WASHINGTON, April 21, 1986 (UPI) - Former U.S. officials and two British leaders - one former, one current -- say the U.S. raid on Libya is unlikely to end terrorism, and one says President Reagan's vow to strike again threatens nuclear war.
While leaders still question what the next step in the war over terrorism will be, one Republican senator warned Sunday that world may view the air raids as ''gutter acts'' that will erode U.S. prestige.
Although most agreed the raid would not end terrorism, they also shared the view of former Sen. John Tower, R-Texas: ''The raid was the right idea (to) ameliorate Khadafy's terrorist activity.''
Reagan has threatened more military action if Libyan leader Moammar Khadafy does not abandon his support for terrorism, and former White House national security adviser Zbigniew Brzezinski called for blockading Libya, including mining its harbors, closing its airfields and ''interferring with its telecommunications'' to ''generate unrest'' that could topple Khadafy.
But Ali Treiki, Libya's ambassador to the United Nations, said American talk that Khadafy might be overthrown is ''wishful thinking.''
Reports of fighting around Tripoli between rebels and forces loyal to Khadafy, he said, are ''not true at all.''
Treiki appeared on ABC's ''This Week with David Brinkley,'' along with Tower, Brzezinski and British Defense Minister George Younger.
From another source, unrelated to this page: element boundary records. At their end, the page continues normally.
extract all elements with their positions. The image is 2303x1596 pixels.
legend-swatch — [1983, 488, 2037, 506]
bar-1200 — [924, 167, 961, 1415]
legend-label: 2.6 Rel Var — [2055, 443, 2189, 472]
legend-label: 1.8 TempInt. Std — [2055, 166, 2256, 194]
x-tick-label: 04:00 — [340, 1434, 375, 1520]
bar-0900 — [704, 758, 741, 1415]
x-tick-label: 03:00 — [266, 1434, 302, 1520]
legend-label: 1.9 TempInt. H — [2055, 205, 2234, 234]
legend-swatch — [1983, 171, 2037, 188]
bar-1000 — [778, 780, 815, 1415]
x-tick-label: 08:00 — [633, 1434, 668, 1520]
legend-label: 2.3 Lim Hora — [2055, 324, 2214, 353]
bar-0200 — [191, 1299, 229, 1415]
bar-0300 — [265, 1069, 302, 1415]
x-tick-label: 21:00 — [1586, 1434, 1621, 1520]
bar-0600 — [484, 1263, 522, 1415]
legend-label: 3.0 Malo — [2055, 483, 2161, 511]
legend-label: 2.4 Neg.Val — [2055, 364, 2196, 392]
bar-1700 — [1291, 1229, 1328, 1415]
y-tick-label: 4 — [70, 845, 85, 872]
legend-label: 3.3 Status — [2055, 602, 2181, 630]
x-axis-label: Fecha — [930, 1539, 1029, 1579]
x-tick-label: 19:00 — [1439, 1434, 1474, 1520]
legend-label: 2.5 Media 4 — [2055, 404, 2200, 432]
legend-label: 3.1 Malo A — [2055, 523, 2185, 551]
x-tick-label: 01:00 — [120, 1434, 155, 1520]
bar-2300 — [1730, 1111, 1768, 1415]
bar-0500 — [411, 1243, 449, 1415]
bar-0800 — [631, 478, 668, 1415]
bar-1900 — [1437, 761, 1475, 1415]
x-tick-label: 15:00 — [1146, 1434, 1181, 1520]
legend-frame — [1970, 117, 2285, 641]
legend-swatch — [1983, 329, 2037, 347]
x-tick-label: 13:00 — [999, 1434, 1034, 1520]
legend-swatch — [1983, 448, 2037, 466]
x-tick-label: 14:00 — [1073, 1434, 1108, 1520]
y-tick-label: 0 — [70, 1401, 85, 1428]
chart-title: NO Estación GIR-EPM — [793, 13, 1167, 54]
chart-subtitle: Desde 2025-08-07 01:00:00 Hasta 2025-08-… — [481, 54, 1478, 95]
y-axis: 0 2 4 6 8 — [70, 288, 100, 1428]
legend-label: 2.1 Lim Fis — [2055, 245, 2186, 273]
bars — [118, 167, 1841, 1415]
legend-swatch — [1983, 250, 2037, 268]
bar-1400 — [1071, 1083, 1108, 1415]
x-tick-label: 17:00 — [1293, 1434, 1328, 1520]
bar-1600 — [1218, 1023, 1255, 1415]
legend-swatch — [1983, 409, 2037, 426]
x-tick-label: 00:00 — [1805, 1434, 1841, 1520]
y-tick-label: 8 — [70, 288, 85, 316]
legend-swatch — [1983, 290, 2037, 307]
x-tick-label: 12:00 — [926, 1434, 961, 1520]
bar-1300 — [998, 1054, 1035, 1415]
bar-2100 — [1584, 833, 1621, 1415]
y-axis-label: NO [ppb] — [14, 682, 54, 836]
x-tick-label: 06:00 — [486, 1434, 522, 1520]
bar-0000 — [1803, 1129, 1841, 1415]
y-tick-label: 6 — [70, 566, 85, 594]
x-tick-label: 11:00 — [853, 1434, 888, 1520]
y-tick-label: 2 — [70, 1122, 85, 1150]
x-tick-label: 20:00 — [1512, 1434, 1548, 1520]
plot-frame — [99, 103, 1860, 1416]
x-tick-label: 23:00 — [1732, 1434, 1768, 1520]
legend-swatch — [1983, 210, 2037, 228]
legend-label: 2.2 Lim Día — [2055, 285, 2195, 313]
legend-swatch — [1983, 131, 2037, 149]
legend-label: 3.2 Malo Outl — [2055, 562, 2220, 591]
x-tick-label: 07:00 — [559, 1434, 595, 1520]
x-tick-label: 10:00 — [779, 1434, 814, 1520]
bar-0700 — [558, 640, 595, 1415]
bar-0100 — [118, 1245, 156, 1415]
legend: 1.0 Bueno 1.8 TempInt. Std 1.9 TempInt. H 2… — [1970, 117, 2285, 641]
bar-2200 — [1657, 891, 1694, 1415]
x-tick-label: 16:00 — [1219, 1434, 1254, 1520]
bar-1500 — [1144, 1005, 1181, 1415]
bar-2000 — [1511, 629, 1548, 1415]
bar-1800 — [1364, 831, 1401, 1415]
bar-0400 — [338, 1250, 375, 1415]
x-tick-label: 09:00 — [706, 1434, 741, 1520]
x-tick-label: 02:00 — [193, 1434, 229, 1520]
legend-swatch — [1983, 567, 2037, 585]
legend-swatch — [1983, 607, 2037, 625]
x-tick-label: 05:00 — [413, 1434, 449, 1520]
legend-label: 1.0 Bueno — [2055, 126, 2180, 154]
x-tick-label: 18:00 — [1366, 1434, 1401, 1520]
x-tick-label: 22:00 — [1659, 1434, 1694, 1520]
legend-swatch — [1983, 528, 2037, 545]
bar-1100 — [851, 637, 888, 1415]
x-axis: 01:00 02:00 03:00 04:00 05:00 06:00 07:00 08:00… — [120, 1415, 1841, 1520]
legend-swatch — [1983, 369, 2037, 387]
Former British Prime Minister Edward Heath was on NBC's ''Meet the Press,'' as were Sen. Lowell Weicker, R-Conn., and Robert McFarlane, who served as Reagan's top national security aide.
McFarlane said Khadafy probably was not a direct target of the U.S. bombing raid on Libya because, ''We don't murder people.''
But Treiki said there is no doubt the radical Libyan leader was one of the targets, ''if not the main target,'' of the U.S. lightning strike last week.
''I don't think it was the willful focus of our attack to destroy Khadafy personally,'' McFarlane said, adding: ''It surely must have crossed the minds of some people in the administration that that might have been collateral outcome. But no, we don't murder people.''
Treiki said the administration ''never hid their intention to eliminate him.''
Citing Reagan's vow to do it again, Heath said such escalation eventually would lead to ''the nuclear field.''
Heath and Younger said economic sanctions do not work, although Younger said his government will encourage other European nations to engage in strong ''non-military action'' against Libya. But Heath suggested the bottom line for Europe when he noted, ''We have considerable trade with Libya.''
Weicker, one of the few members of Congress openly critical of the bombing raid, said Reagan ''violated both the War Powers Act and the Constitution insofar as engaging in a military operation.''
''I also don't see where us engaging in the type of act which takes civilians with it gives us any sort of moral ascendancy over the people that we're lashing out at,'' he said, adding:
''We think we're doing the right thing, and once we get into gutter acts, believe me, I think we'll lose our pre-eminence throughout the world.''
Heath likewise questioned the wisdom of the military strike, arguing the U.N. Charter ''does not justify an act of this kind,'' and asserting the attack will not stop terrorism.